During data preprocessing, I have the task of eliminating all empty values from an input JSON. This includes removing empty arrays []
, empty objects {}
, and various forms of empty strings like ""
, " "
, and "\t"
. Additionally, I need to recursively trim all whitespaces from strings, even if they serve as object keys. To achieve this, I devised a solution using jq 1.6 along with a customized walk()
function. While this setup works fine, I am seeking ways to enhance the performance of my query, especially in terms of CPU utilization. Currently, I execute it through executeScript on a cluster of 10 nodes, each equipped with 4 CPUs and 16GB of RAM, where CPU usage seems to be the bottleneck rather than memory.
jq 'walk(
if type == "string" then
(sub("^[[:space:]]+"; "") | sub("[[:space:]]+$"; "") | if . == "true" then . |= true else . end | if . == "false" then . |= false else . end)
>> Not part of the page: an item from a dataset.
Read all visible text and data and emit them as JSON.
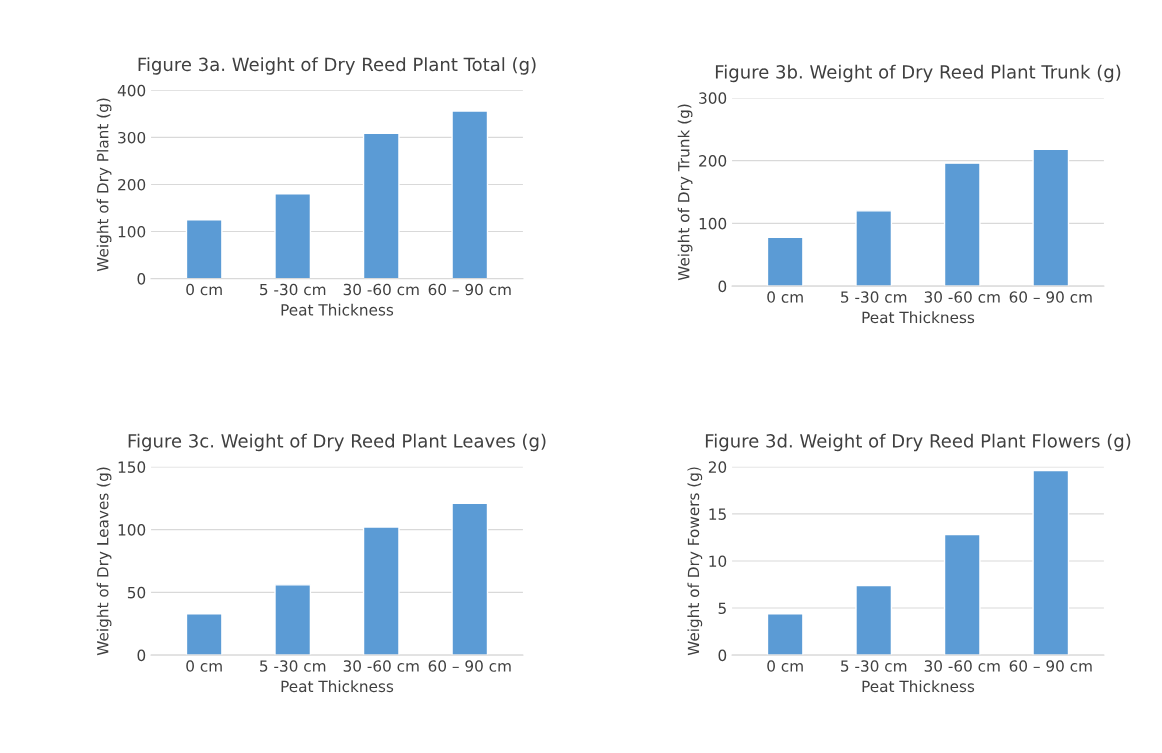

elif type == "object" then
with_entries(select(.value | IN("",null, [], {}) | not) | .key |= sub("^[[:space:]]+"; "") | .key |= sub("[[:space:]]+$"; "") |select(.key | IN("") | not ))
elif type == "array" then
map(select(. | IN("",null, [], {}) | not))
else . end)'
This is my current approach. I also convert "true"
to boolean true
and "false"
to boolean false
. Are there any apparent optimizations that can be made to the query?
While I did consider implementing the entire process in JavaScript or Groovy, I found that jq handles recursive processing of nested JSON objects elegantly, saving me from reinventing the wheel. However, I am open to exploring JavaScript or Groovy implementations if significant enhancements cannot be achieved within the jq query.